Sure, some hard-core Sam Raimi fans arched their eyebrows at the idea of a new Spider-Man when it was announced a few years ago. But the $92 million¿¿¿ the movie raked in this weekend, coupled with the $262 million total take for the first “Amazing Spider-Man,” shows that there’s really no minimum waiting period. The reboot rationale was often about “introducing a movie to a new generation.” But¿¿¿ “Amazing Spider-Man” came just five years after the much-mocked “Spider-Man 3" and still became a solid hit. What the Webb-led series shows is that if you bring a new sensibility and the next generation of actors, you can find an audience all over again, even in the same generation. That bodes well for future films.
“Amazing Spider-Man 2” may have had one of the best U.S. openings of the young year.

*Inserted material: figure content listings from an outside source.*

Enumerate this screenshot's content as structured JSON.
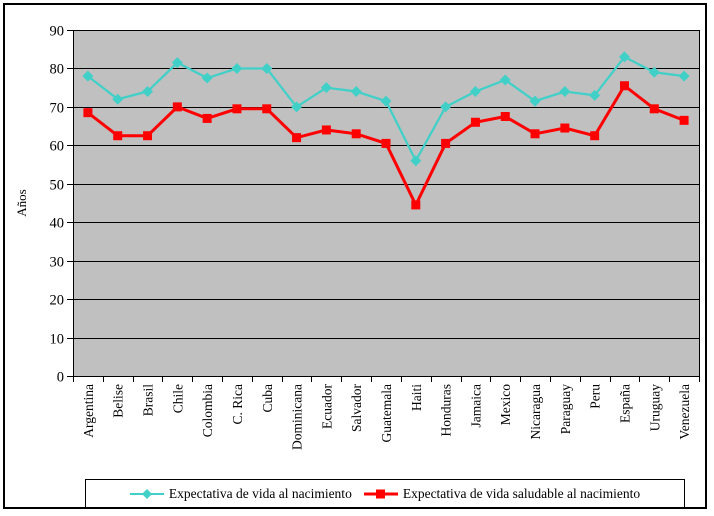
{
  "chart_data": {
    "type": "line",
    "categories": [
      "Argentina",
      "Belise",
      "Brasil",
      "Chile",
      "Colombia",
      "C. Rica",
      "Cuba",
      "Dominicana",
      "Ecuador",
      "Salvador",
      "Guatemala",
      "Haiti",
      "Honduras",
      "Jamaica",
      "Mexico",
      "Nicaragua",
      "Paraguay",
      "Peru",
      "España",
      "Uruguay",
      "Venezuela"
    ],
    "series": [
      {
        "name": "Expectativa de vida al nacimiento",
        "color": "#40D0C8",
        "marker": "diamond",
        "values": [
          78,
          72,
          74,
          81.5,
          77.5,
          80,
          80,
          70,
          75,
          74,
          71.5,
          56,
          70,
          74,
          77,
          71.5,
          74,
          73,
          83,
          79,
          78
        ]
      },
      {
        "name": "Expectativa de vida saludable al nacimiento",
        "color": "#FF0000",
        "marker": "square",
        "values": [
          68.5,
          62.5,
          62.5,
          70,
          67,
          69.5,
          69.5,
          62,
          64,
          63,
          60.5,
          44.5,
          60.5,
          66,
          67.5,
          63,
          64.5,
          62.5,
          75.5,
          69.5,
          66.5
        ]
      }
    ],
    "title": "",
    "xlabel": "",
    "ylabel": "Años",
    "ylim": [
      0,
      90
    ],
    "ytick_step": 10,
    "ytick_labels": [
      "0",
      "10",
      "20",
      "30",
      "40",
      "50",
      "60",
      "70",
      "80",
      "90"
    ],
    "grid": true,
    "plot_bg_color": "#C0C0C0",
    "gridline_color": "#000000",
    "legend_position": "bottom"
  }
}
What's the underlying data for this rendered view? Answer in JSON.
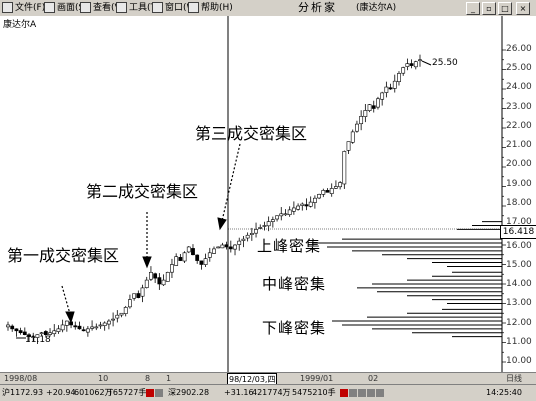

But it’s significantly down compared with previous “Spider-Man” titles, some of which weren’t even in 3-D. In fact, every one of the “Spider-Man” movies has grossed less in the U.S. than the previous edition, starting with the inflation-adjusted $553 million for Raimi’s debut blockbuster in 2002 and dropping off to a franchise-low $268 million for 2012’s “The Amazing Spider-Man.” Unless it gets a massive boost—and it’s hard to see that with all the competition coming--this film is on track to fall short of the previous film’s box office as well. A discouraging pattern if you’re planning as many as two more pictures, as Sony is.
Yes, but it’s about international. Overseas box office has climbed stratospherically since the about $400 million for the first two films, with a whopping $550 million for “Spider-Man 3” and a still-strong $490 million for “The Amazing Spider-Man.” This film has already taken in $277 million abroad and is on pace to exceed $500 million. Movies of this size are increasingly about the overseas market, and that’s where the effort and money is spent. Sony is more than meeting expectations there.
Foreign box office is obviously a bigger part of the pie for everyone these days. But first, it’s not clear that this could reach $500 million overseas, and thus $750 million in total. And even if it does, that may not be as great a feat as it sounds. Sequels tend to do more internationally just as a matter of course due to expanding awareness and territories (and growing movie-theater and Hollywood penetration) — just look at how “The Hunger Games: Catching Fire” saw a more than 50% jump abroad over the original. Plus, as much as Hollywood is becoming an export business, you still can’t have too much of a trade deficit. Look at the last “Die Hard” movie, which made nearly 80% of its global $300 million abroad and just a paltry $67 million in the U.S. You don’t see a rush to make a lot of new “Die Hard” movies.
No matter how you parse the numbers or do the comps, there’s still a huge audience for Spider-Man. Plus sometimes it takes a few films for a franchise, even a rebooted one, to get its legs. This movie is stronger than “Amazing Spider-Man” in many ways. Webb acknowledges he was learning the effects side of things on the first film, and the education paid off here. The third film [slated for 2016] could be even bigger and better.
Maybe, but the third movie in a superhero trilogy tends to be the weakest creatively—look at “Spider-Man 3,” or even “The Dark Knight Rises.” Also, one thing that gets lost in the box-office debate is cost. There are reports that this film well exceeded $250 million. And that’s just on the production side; the marketing campaign, with a Super Bowl ad and the U.S.Postal Service cross-promotion and all the other bells and whistles, was also really big. When you look ahead, that’s concerning and may require an adjustment. You can’t keep spending more to take in the same or less.